Does the Pivot Strategy Apply to All?

Does the Pivot Strategy Apply to All?

Is the ‘pivot’ strategy the prerogative of the new-age technology companies? Or are there examples of non-technology companies achieving stupendous success upon pivoting?

Starbucks opened for business in 1971, retailing coffee beans. In 1982 Howard Schultz joined the company and on a buying trip to Milan experienced the way coffee was consumed in Italy: coffee bars acted as a public meeting place.13 He got the company to ‘pivot’ from a retail store selling coffee beans to selling it as an experience; the rest, as they say, is history.

Is the ‘pivot’ strategy of recent vintage? It has been in existence, it seems, from time immemorial, Tiffany and Co. opened for business in 1837 in New York as a stationery and fancy goods store with a $1000 advance from Tiffany’s father. In 1867 Tiffany first achieved international recognition for silver craftsmanship. Over time it gained a reputation as ‘the world’s diamond authority. It was pivoting from selling stationery and fancy goods to jewelry that won Tiffany worldwide recognition as a trusted maker of gifts that will be treasured for a lifetime.

Avon is yet another example of a company that achieved success upon ‘pivoting’. In the nineteenth century, its founder David H. McConnell was a traveling book-salesperson who offered beauty products as a gift to facilitate the sale of books. Much to his consternation, he observed that the customers were more interested in the free perfume sample than the books those perfumes were supposed to sell. This insight made him pivot. McConnell formulated the company’s first perfume himself and recruited a team comprising only women to sell it door to door, as he believed that they had an innate passion for the products and also loved to network with other women. This business model—direct sales, or selling directly to end customers, offered women the opportunity to be the CEO of their own businesses—continues till date.

You may surmise that Avon stumbling upon a successful formula may be a flash in the pan. Take William Wrigley Jr to take for instance. Mr. Wrigley took up a job as a salesman selling soap and baking powder. To increase sales, he offered chewing gum free with the product. Lo and behold, gum proved to be more popular than soap. Wrigley jettisoned his selling career and pivoted towards manufacturing chewing gum brands.16 Today, Wrigley is among the most recognized brands.

Even Marlboro had to pivot before it achieved its current cult status as one of the world’s most famous men’s cigarette brands. When launched in 1924, it was targeted at women and positioned as ‘Mild as May’ 17 The brand sales remained in the doldrums.

With little to show for itself even after two decades of existence, Philip Morris, the brand owner, decided to ‘pivot’ and relaunch the brand, this time ‘for men’ personified by rugged cowboys. This pivot in strategy gave Marlboro the winning edge and catapulted it among the leading brands of the world, a position it continues to enjoy even today. Marlboro, the brand, is now ranked no. 23 in the Forbes list of the world’s most valuable brands (2019) an&its brand value stood at $ 28.5 billion.

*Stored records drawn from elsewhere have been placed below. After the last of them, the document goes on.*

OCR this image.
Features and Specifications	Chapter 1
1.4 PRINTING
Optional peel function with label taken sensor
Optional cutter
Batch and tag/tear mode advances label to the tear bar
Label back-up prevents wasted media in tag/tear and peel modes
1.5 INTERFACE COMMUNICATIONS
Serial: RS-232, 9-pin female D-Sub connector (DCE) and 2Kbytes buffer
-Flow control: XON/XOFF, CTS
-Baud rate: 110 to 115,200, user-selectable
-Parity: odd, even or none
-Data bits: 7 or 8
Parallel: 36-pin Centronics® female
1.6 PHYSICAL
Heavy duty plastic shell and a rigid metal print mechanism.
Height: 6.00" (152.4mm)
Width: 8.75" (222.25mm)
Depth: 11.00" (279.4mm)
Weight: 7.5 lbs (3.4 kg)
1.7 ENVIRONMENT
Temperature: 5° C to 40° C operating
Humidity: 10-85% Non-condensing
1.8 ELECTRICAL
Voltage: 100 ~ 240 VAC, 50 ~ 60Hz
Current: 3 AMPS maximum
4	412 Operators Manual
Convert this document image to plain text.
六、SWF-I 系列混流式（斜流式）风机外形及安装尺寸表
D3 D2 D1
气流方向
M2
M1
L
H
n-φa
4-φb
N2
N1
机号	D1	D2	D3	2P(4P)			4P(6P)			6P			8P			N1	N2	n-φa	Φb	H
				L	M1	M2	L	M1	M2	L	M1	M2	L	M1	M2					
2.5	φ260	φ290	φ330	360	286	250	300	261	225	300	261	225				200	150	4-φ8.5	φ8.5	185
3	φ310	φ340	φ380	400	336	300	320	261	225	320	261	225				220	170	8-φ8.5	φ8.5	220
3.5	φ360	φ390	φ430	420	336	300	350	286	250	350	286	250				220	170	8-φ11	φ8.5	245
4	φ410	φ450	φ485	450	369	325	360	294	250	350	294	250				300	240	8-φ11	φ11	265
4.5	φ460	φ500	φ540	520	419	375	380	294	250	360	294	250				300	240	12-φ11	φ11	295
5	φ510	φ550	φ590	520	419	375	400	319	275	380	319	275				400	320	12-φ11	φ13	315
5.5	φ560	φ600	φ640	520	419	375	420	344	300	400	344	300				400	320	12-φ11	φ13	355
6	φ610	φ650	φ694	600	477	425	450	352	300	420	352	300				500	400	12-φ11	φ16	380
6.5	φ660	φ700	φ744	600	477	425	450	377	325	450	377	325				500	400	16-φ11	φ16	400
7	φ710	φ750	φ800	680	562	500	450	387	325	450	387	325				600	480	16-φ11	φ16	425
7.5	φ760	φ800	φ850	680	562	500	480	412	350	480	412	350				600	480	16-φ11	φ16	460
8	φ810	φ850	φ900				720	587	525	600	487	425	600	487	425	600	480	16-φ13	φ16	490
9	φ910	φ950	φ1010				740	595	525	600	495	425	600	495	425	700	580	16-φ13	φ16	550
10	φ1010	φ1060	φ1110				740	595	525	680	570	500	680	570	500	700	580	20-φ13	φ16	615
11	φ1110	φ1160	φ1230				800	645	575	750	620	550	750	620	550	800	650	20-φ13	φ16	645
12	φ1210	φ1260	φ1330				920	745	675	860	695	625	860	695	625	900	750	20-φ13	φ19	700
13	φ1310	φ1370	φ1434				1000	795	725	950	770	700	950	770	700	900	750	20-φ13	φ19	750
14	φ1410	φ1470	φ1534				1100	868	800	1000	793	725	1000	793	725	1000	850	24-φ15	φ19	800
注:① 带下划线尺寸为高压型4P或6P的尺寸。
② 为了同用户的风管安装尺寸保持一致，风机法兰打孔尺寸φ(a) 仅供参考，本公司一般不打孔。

Philip Morris has once again sensed the urgency to pivot. It knows that the cigarette industry is facing a hostile environment: governments are relentlessly increasing taxes on it to bring down the menace of smoking. Offices and many public places are declaring themselves smoke-free.19 The woes of the cigarette industry seem unending.

Before water rises above its head, Philip Morris has decided to pivot towards a smoke-free future by replacing cigarettes with smoke-free products. Why are they proactively pivoting? Because if they don’t, they might be the next Nokia.

Pivoting to revitalize a business is not the prerogative of companies dealing in consumer products. Even engineering and heavy equipment companies pivot to stay relevant. Let us look at John Deere, a ninety-year-old heavy equipment MNC that enjoys worldwide reputation and goodwill. It sells its products mostly to farmers and construction companies.

John Deere realized that merely selling tractors and farm equipment would make it an easy target for disruption. Therefore, it decided to pivot. From the 2000s, it started embedding sensors and software to its equipment to collect data. Since then it has collected a treasure trove of data which it has analyzed to gain insights into various issues relating to farmers.

It is now providing customized information on weather, and seed and fertilizer usage to farmers. In addition, it has built capabilities to proactively predict when maintenance is required, so that equipment downtime can be reduced, if not eliminated. By providing these additional services, John Deere pivoted from a farm equipment company to a farm management company. By proactively pivoting, it has secured its future.